Friday, October 17, 2014

AAAAAAAAAAAA!

her yer sac.

hayaller jean seberg

Thursday, October 16, 2014

sabah, gece uyurken dokulmus saclarim yuzume gozume yapismis halde uyandim. hos degil. bundan onceki lenfoma macerasinda daha kemoterapi baslamadan "kontrol bende olmali" dusuncesiyle apar topar gidip 3 numara kestirmistim. ve ne olmustu? kestirmesem de idare edecek kadar dokulmustu. bu seferki kemoterapi otekine oranla daha ayici olmasina ragmen sansimi deneyeyim demistim. neyse, olmadi. tutam tutam ele gelen sac sahiden cok sinir bozucu. insan kendini durduramiyor da, surekli eli kafasina gidiyor. bir 15 dakika kadar agladim. sonra da kalkip kuafore gittim. iyi ki gitmisim; o boynu bukuk halim gitti cunku netice bekledigimden iyi, esten dosttan "auuu cok guzel olmus" gazlari geliyor ve su an kendimi jean seberg gibi hissediyorum.

bu sac mevzuuna cok kafayi takmisim gibi geliyor ama tam olarak neden boyle oldugunu konuk yazarimiz (ve kemo-das) elektra anlatsin (bana yazdigi mailden):

"Sac dokulmesi ne yazik ki bu surecte atlatilmasi gereken onemli bir esik Aslinda ilaci alirken yasadigin agri/size/mide bulanmasi/asiri yorgunluk/zihinsel yorgunluk ve bulaniklik vs. gibi sayisiz rahatsizlik ve ilaci biraktiktan sonra bile yanina kalabilecek kemo-alakali turlu yan etkiler (noropati, zihinsel ve hormonal problemler) dusunuldugunde sacinin, kasinin dokulmesi bayagi onemsiz geliyor (saglik acisindan). Ama gel gor ki, gunluk hayatta hic oyle degil iste.

Kemo suresince yasadigin tum agri/sizi ve bilumum igrenclik senin icinde ve kimse gormuyor. En onemlisi sen de gormuyorsun. Sen agrilarini saklayabildigin veya gercekten iyi oldugun bir gunde aslinda ‘hasta degilsin’. Ama sac, kas oyle mi? Degil. Sacin yoksa (ve bir sekilde bunu saklamayi secmediysen) disariya ciktigin anda kimliginin EN ON plandaki kismi senin ‘kanser hastasi’ olman. Beni en rahatsiz eden kismi buydu sanirim. Kanser hastasi DA olmam tamamdi da, beni tanimayip yolda sokakta goren bir insanin hakkimda edindigi ilk (ve herhalde tek) bilgi parcasinin kanser olmasi nedense barismak icin biraz zaman gerektiren bir gerceklik olmustu.

Belki de daha kotusu, hastanin kendisi icin de ayni durumun gecerli olmasi.
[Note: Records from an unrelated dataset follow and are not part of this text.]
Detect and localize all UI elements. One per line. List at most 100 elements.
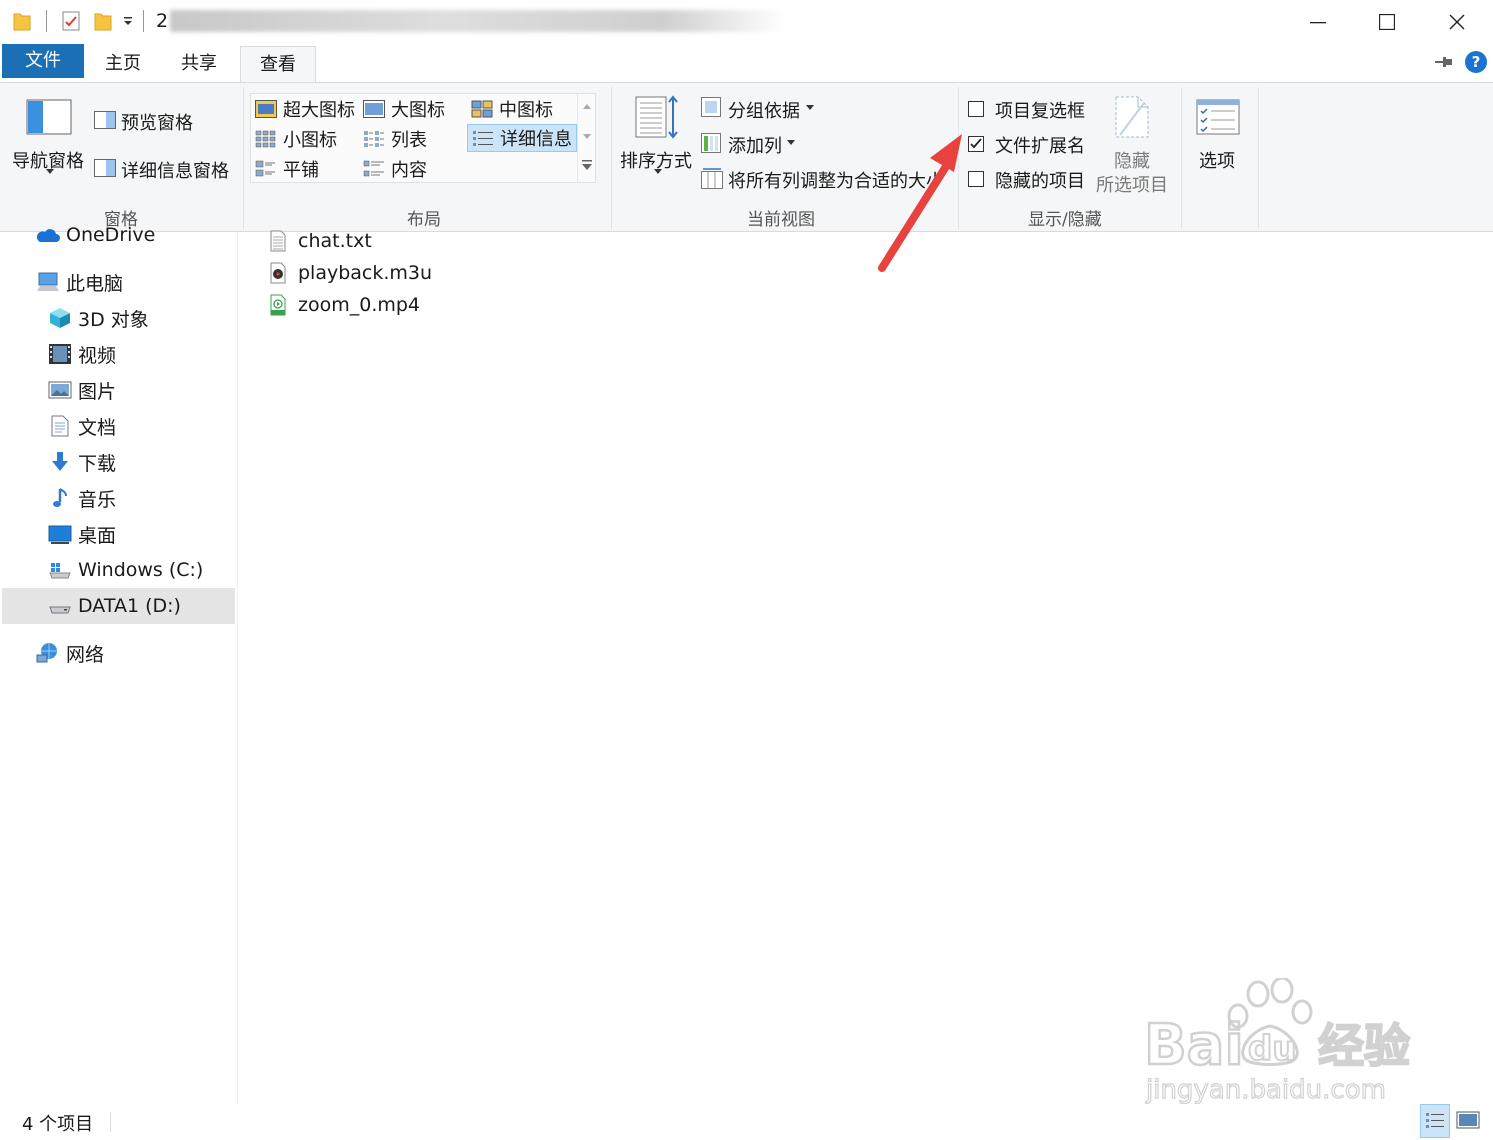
item-count: 4 个项目	[22, 1114, 94, 1135]
nav-item-desktop[interactable]: 桌面	[48, 517, 116, 551]
annotation-arrow-icon	[878, 134, 962, 272]
gallery-scroll[interactable]	[577, 94, 595, 182]
group-separator	[611, 87, 612, 229]
large-icons-view-toggle[interactable]	[1456, 1108, 1482, 1134]
nav-item-music[interactable]: 音乐	[48, 481, 116, 515]
drive-icon	[49, 606, 71, 614]
toolbar-separator	[143, 10, 144, 32]
tab-view[interactable]: 查看	[240, 46, 316, 84]
layout-item-label: 平铺	[283, 160, 319, 181]
group-separator	[1181, 87, 1182, 229]
group-separator	[1258, 87, 1259, 229]
options-icon	[1196, 99, 1240, 135]
chevron-down-icon	[654, 169, 662, 174]
large-icons-icon	[1456, 1111, 1480, 1129]
svg-text:du: du	[1248, 1029, 1297, 1069]
computer-icon	[37, 272, 59, 291]
nav-item-downloads[interactable]: 下载	[48, 445, 116, 479]
hide-selected-label-2: 所选项目	[1096, 175, 1168, 196]
nav-label: OneDrive	[66, 224, 156, 246]
chevron-down-icon[interactable]	[583, 134, 591, 140]
hide-selected-label-1: 隐藏	[1114, 151, 1150, 172]
item-checkboxes-checkbox[interactable]	[968, 101, 984, 117]
system-drive-icon	[49, 563, 71, 579]
file-name: zoom_0.mp4	[298, 294, 421, 316]
nav-item-pictures[interactable]: 图片	[48, 373, 116, 407]
close-button[interactable]	[1422, 0, 1492, 44]
new-folder-icon[interactable]	[93, 10, 113, 32]
large-icons-icon	[363, 100, 385, 118]
close-icon	[1449, 14, 1465, 30]
ribbon-view: 导航窗格 预览窗格 详细信息窗格 窗格 超大图标 大图标 中图标 小图标 列表 …	[0, 82, 1493, 232]
nav-label: 音乐	[78, 488, 117, 511]
navigation-pane-icon	[26, 99, 72, 135]
file-row-playback[interactable]: playback.m3u	[268, 258, 432, 288]
properties-check-icon[interactable]	[61, 10, 81, 32]
nav-item-videos[interactable]: 视频	[48, 337, 116, 371]
nav-item-documents[interactable]: 文档	[48, 409, 116, 443]
nav-item-drive-c[interactable]: Windows (C:)	[48, 553, 203, 587]
nav-label: 视频	[78, 344, 117, 367]
status-bar: 4 个项目	[0, 1104, 1493, 1140]
details-pane-label: 详细信息窗格	[121, 161, 229, 182]
layout-details[interactable]: 详细信息	[467, 124, 577, 152]
status-separator	[110, 1112, 111, 1132]
nav-item-this-pc[interactable]: 此电脑	[36, 265, 123, 299]
extra-large-icons-icon	[255, 100, 277, 118]
layout-large-icons[interactable]: 大图标	[363, 95, 445, 123]
sort-by-icon	[635, 95, 678, 139]
group-by-label: 分组依据	[728, 101, 800, 122]
baidu-watermark-logo: Bai du 经验 jingyan.baidu.com	[1143, 978, 1411, 1104]
layout-item-label: 小图标	[283, 130, 337, 151]
medium-icons-icon	[471, 100, 493, 118]
watermark-url: jingyan.baidu.com	[1145, 1075, 1386, 1104]
group-separator	[243, 87, 244, 229]
tab-share[interactable]: 共享	[168, 46, 230, 82]
nav-item-drive-d[interactable]: DATA1 (D:)	[2, 588, 235, 624]
group-label-current-view: 当前视图	[747, 210, 815, 230]
tab-file[interactable]: 文件	[2, 44, 84, 78]
layout-item-label: 列表	[391, 130, 427, 151]
options-label: 选项	[1199, 151, 1235, 172]
layout-extra-large-icons[interactable]: 超大图标	[255, 95, 355, 123]
details-view-toggle[interactable]	[1420, 1104, 1450, 1138]
maximize-button[interactable]	[1352, 0, 1422, 44]
ribbon-tabs: 文件 主页 共享 查看 ?	[0, 44, 1493, 84]
cloud-icon	[36, 229, 60, 242]
navigation-pane[interactable]: OneDrive 此电脑 3D 对象 视频 图片 文档 下载 音乐 桌面 Win…	[0, 224, 238, 1104]
hide-selected-icon	[1115, 96, 1149, 138]
pin-icon[interactable]	[1434, 54, 1454, 70]
preview-pane-label: 预览窗格	[121, 113, 193, 134]
maximize-icon	[1379, 14, 1395, 30]
nav-label: 文档	[78, 416, 117, 439]
layout-medium-icons[interactable]: 中图标	[471, 95, 553, 123]
picture-icon	[48, 381, 72, 399]
layout-list[interactable]: 列表	[363, 125, 427, 153]
nav-item-network[interactable]: 网络	[36, 636, 104, 670]
details-view-icon	[473, 131, 493, 146]
nav-item-3d-objects[interactable]: 3D 对象	[48, 301, 149, 335]
file-row-zoom[interactable]: zoom_0.mp4	[268, 290, 420, 320]
item-checkboxes-label: 项目复选框	[995, 101, 1085, 122]
nav-item-onedrive[interactable]: OneDrive	[36, 218, 155, 252]
film-icon	[49, 344, 71, 364]
help-icon[interactable]: ?	[1464, 50, 1488, 74]
preview-pane-icon	[94, 111, 116, 129]
file-row-chat[interactable]: chat.txt	[268, 226, 372, 256]
chevron-up-icon[interactable]	[583, 104, 591, 110]
nav-label: 图片	[78, 380, 117, 403]
layout-tiles[interactable]: 平铺	[255, 155, 319, 183]
expand-gallery-icon[interactable]	[582, 160, 592, 170]
window-title: 2	[156, 10, 169, 32]
nav-label: 下载	[78, 452, 117, 475]
layout-item-label: 详细信息	[500, 129, 572, 150]
group-label-show-hide: 显示/隐藏	[1028, 210, 1102, 230]
layout-small-icons[interactable]: 小图标	[255, 125, 337, 153]
minimize-button[interactable]	[1283, 0, 1353, 44]
tab-home[interactable]: 主页	[92, 46, 154, 82]
list-view-icon	[364, 131, 384, 147]
chevron-down-icon[interactable]	[121, 14, 135, 28]
chevron-down-icon	[787, 140, 795, 145]
layout-content[interactable]: 内容	[363, 155, 427, 183]
nav-label: DATA1 (D:)	[78, 595, 181, 617]
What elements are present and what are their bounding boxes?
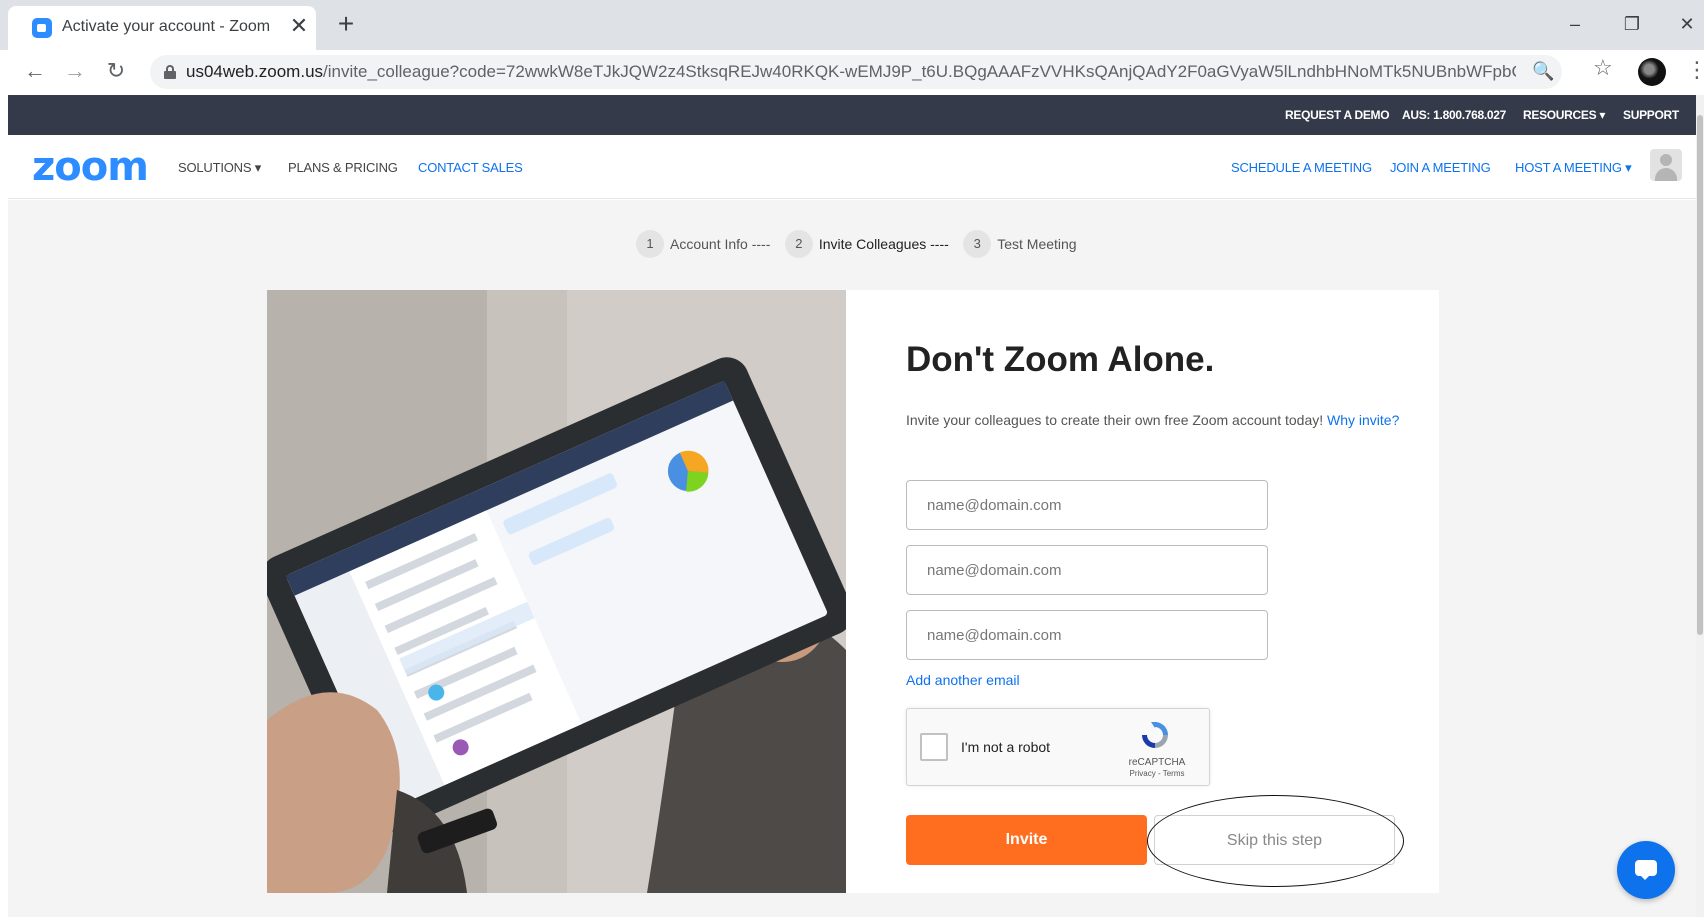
form-subtitle-text: Invite your colleagues to create their o… (906, 412, 1324, 428)
step-test-meeting: 3 Test Meeting (963, 230, 1077, 258)
profile-avatar-icon[interactable] (1638, 58, 1666, 86)
join-meeting-link[interactable]: JOIN A MEETING (1390, 160, 1491, 175)
address-bar[interactable]: us04web.zoom.us/invite_colleague?code=72… (150, 55, 1562, 89)
page-zoom-icon[interactable]: 🔍 (1532, 61, 1554, 82)
phone-number-link[interactable]: AUS: 1.800.768.027 (1402, 108, 1506, 122)
reload-icon[interactable]: ↻ (101, 56, 131, 86)
browser-tab[interactable]: Activate your account - Zoom ✕ (8, 6, 316, 50)
form-subtitle: Invite your colleagues to create their o… (906, 412, 1399, 428)
host-meeting-menu[interactable]: HOST A MEETING ▾ (1515, 160, 1632, 176)
zoom-main-nav: zoom SOLUTIONS ▾ PLANS & PRICING CONTACT… (8, 135, 1696, 199)
recaptcha-brand: reCAPTCHA (1128, 757, 1186, 768)
step-number: 1 (636, 230, 664, 258)
tablet-photo (267, 290, 846, 893)
step-label: Test Meeting (997, 236, 1077, 252)
lock-icon[interactable] (164, 65, 176, 79)
back-icon[interactable]: ← (20, 56, 50, 86)
step-invite-colleagues: 2 Invite Colleagues ---- (784, 230, 949, 258)
scrollbar-thumb[interactable] (1697, 115, 1703, 635)
recaptcha-checkbox[interactable] (920, 733, 948, 761)
minimize-icon[interactable]: – (1560, 10, 1590, 40)
step-account-info: 1 Account Info ---- (636, 230, 770, 258)
solutions-menu[interactable]: SOLUTIONS ▾ (178, 160, 261, 176)
step-label: Invite Colleagues ---- (818, 236, 949, 252)
tab-strip: Activate your account - Zoom ✕ + – ❐ ✕ (0, 0, 1704, 50)
step-number: 3 (963, 230, 992, 258)
step-label: Account Info ---- (670, 236, 771, 252)
recaptcha-widget: I'm not a robot reCAPTCHA Privacy - Term… (906, 708, 1210, 786)
url-host: us04web.zoom.us (186, 62, 324, 81)
window-close-icon[interactable]: ✕ (1672, 10, 1702, 40)
page-scrollbar[interactable] (1696, 95, 1704, 917)
plans-pricing-link[interactable]: PLANS & PRICING (288, 160, 398, 175)
recaptcha-logo-icon (1142, 722, 1168, 748)
recaptcha-label: I'm not a robot (961, 739, 1051, 755)
contact-sales-link[interactable]: CONTACT SALES (418, 160, 523, 175)
bookmark-star-icon[interactable]: ☆ (1593, 55, 1613, 81)
page-content: 1 Account Info ---- 2 Invite Colleagues --… (8, 200, 1696, 917)
browser-toolbar: ← → ↻ us04web.zoom.us/invite_colleague?c… (0, 50, 1704, 95)
add-another-email-link[interactable]: Add another email (906, 672, 1020, 688)
browser-chrome: Activate your account - Zoom ✕ + – ❐ ✕ ←… (0, 0, 1704, 95)
schedule-meeting-link[interactable]: SCHEDULE A MEETING (1231, 160, 1372, 175)
email-field-3[interactable] (906, 610, 1268, 660)
new-tab-icon[interactable]: + (333, 10, 359, 38)
why-invite-link[interactable]: Why invite? (1327, 412, 1399, 428)
user-avatar[interactable] (1650, 149, 1682, 181)
restore-icon[interactable]: ❐ (1617, 10, 1647, 40)
recaptcha-privacy-terms[interactable]: Privacy - Terms (1122, 769, 1192, 778)
zoom-favicon-icon (32, 18, 52, 38)
tablet-illustration (267, 290, 846, 893)
tab-close-icon[interactable]: ✕ (288, 15, 310, 38)
email-field-1[interactable] (906, 480, 1268, 530)
invite-form: Don't Zoom Alone. Invite your colleagues… (846, 290, 1439, 893)
url-text[interactable]: us04web.zoom.us/invite_colleague?code=72… (186, 62, 1516, 82)
tab-title: Activate your account - Zoom (62, 18, 271, 35)
request-demo-link[interactable]: REQUEST A DEMO (1285, 108, 1390, 122)
chat-bubble-icon[interactable] (1617, 841, 1675, 899)
url-path: /invite_colleague?code=72wwkW8eTJkJQW2z4… (323, 62, 1516, 81)
zoom-logo[interactable]: zoom (32, 144, 149, 190)
form-title: Don't Zoom Alone. (906, 340, 1215, 379)
forward-icon[interactable]: → (60, 56, 90, 86)
step-number: 2 (784, 230, 813, 258)
support-link[interactable]: SUPPORT (1623, 108, 1679, 122)
browser-menu-icon[interactable]: ⋮ (1686, 58, 1704, 82)
email-field-2[interactable] (906, 545, 1268, 595)
resources-menu[interactable]: RESOURCES ▾ (1523, 108, 1605, 122)
signup-steps: 1 Account Info ---- 2 Invite Colleagues --… (636, 230, 1087, 260)
invite-button[interactable]: Invite (906, 815, 1147, 865)
skip-step-button[interactable]: Skip this step (1154, 815, 1395, 865)
zoom-top-bar: REQUEST A DEMO AUS: 1.800.768.027 RESOUR… (8, 95, 1696, 135)
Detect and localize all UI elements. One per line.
Her aynaya baktiginda (gunlerce, haftalarca, aylarca) dusundugun ILK SEY ‘hastayim’. Iyi hissettigin, su allahin belasi cehennemden bir gun olsun mola almak istedigin ve baska seylerle aklini dagittigin bir gun bile. Aynaya bakiyorsun ve, hop, yine ‘hastasin’.

O yuzden sac dokulmesi bir sure bocalatabiliyor. Hele ilk dokulurken yumak yumak eline gelmesi cok uzucu. Benim elime ilk saglam tutamin geldigi gun spor salonundaydim. Treadmill’de yuruyorum, hafif terlemisim. Sacim zaten bagli. Biraz onume dokulen bir tutami alip kulagimin arkasina sikistirmak istedim. Oldugu gibi elimde kaldi. Oylece baktim birkac saniye. Ne yapacagimi da bilemedim, sonra sweatshirt’umun cebine koydum cool bir tavirla. Haha. Sonrasinda da ‘bunlari hemen kirpiyoruz’ dedim.

Herkesin coping mekanizmasi farkli tabi ama ben peruk olayini hic basaramadim. Cogunlukla berelerimle, bazen sapkalarimla, bir noktadan sonra da gayet KELTOSUMLA gezdim Bazi insanlarin bu durumu cilgin peruklar, sapkalar icin muhtesem bir firsat olarak gorup o yolda ilerledigini de okudum.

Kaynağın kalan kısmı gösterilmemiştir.